Software Prerequisites

The compiler and CPU runtime should build on any host with the standard GNU toolchain:
  • make
  • g++ & gcc
  • flex
  • bison
  • bin-utils
Alternatively, running with the GPU runtimes requires the following:

BRCC will look for cgc and fxc (the HLSL compiler from the DirectX 9 SDK) in the path. Following the default installations, cgc.exe is in C:\Program Files\NVIDIA Corporation\Cg\bin and fxc.exe is in C:\DX90SDK\Utilities.

Additionally, compiling the DirectX runtime requires your INCLUDE and LIB paths include the DirectX 9 directories. With the default installations, these are C:\DX90SDK\Include and C:\DX90SDK\Lib.

Compiling Brook GPU

Everything, including all the test programs and sample applications, can be built by typing:

   	make
at the top level. You can run make from within any subdirectory to build just that directory.

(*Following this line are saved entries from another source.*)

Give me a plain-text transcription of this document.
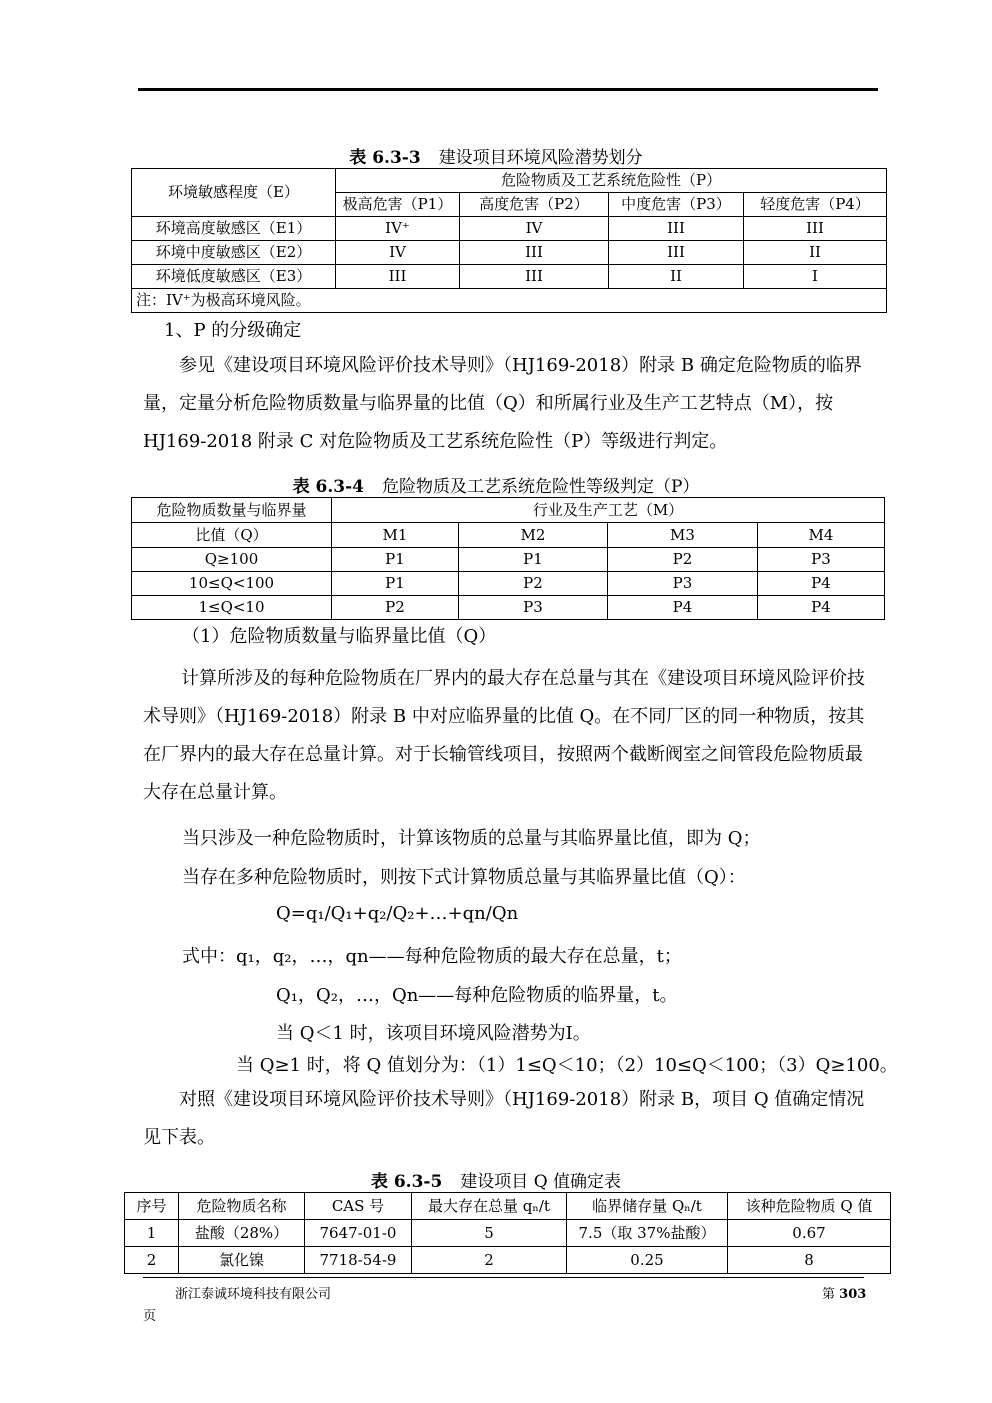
表 6.3-3 建设项目环境风险潜势划分
环境敏感程度（E）	危险物质及工艺系统危险性（P）			
	极高危害（P1）	高度危害（P2）	中度危害（P3）	轻度危害（P4）
环境高度敏感区（E1）	IV⁺	IV	III	III
环境中度敏感区（E2）	IV	III	III	II
环境低度敏感区（E3）	III	III	II	I
注：IV⁺为极高环境风险。				
1、P 的分级确定
参见《建设项目环境风险评价技术导则》（HJ169-2018）附录 B 确定危险物质的临界量，定量分析危险物质数量与临界量的比值（Q）和所属行业及生产工艺特点（M），按 HJ169-2018 附录 C 对危险物质及工艺系统危险性（P）等级进行判定。
表 6.3-4 危险物质及工艺系统危险性等级判定（P）
危险物质数量与临界量	行业及生产工艺（M）			
比值（Q）	M1	M2	M3	M4
Q≥100	P1	P1	P2	P3
10≤Q<100	P1	P2	P3	P4
1≤Q<10	P2	P3	P4	P4
（1）危险物质数量与临界量比值（Q）
计算所涉及的每种危险物质在厂界内的最大存在总量与其在《建设项目环境风险评价技术导则》（HJ169-2018）附录 B 中对应临界量的比值 Q。在不同厂区的同一种物质，按其在厂界内的最大存在总量计算。对于长输管线项目，按照两个截断阀室之间管段危险物质最大存在总量计算。
当只涉及一种危险物质时，计算该物质的总量与其临界量比值，即为 Q；
当存在多种危险物质时，则按下式计算物质总量与其临界量比值（Q）：
Q=q₁/Q₁+q₂/Q₂+…+qn/Qn
式中：q₁，q₂，…，qn——每种危险物质的最大存在总量，t；
Q₁，Q₂，…，Qn——每种危险物质的临界量，t。
当 Q＜1 时，该项目环境风险潜势为Ⅰ。
当 Q≥1 时，将 Q 值划分为：（1）1≤Q＜10；（2）10≤Q＜100；（3）Q≥100。
对照《建设项目环境风险评价技术导则》（HJ169-2018）附录 B，项目 Q 值确定情况见下表。
表 6.3-5 建设项目 Q 值确定表
序号	危险物质名称	CAS 号	最大存在总量 qₙ/t	临界储存量 Qₙ/t	该种危险物质 Q 值
1	盐酸（28%）	7647-01-0	5	7.5（取 37%盐酸）	0.67
2	氯化镍	7718-54-9	2	0.25	8
浙江泰诚环境科技有限公司	第 303
页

Building And Running Brook Programs

There are some toy programs used for testing the compiler and runtime in prog/tests/ and more interesting programs in prog/apps/ that can be used as examples. Basically, BRCC converts .br files into .cpp files which are then compiled and linked against the runtime brook.lib. At runtime, brook.lib selects the backend based on the environment variable BRT_RUNTIME. The CPU backend is chosen by default and the values "dx9", "ogl", and "ctm" select their respective backends.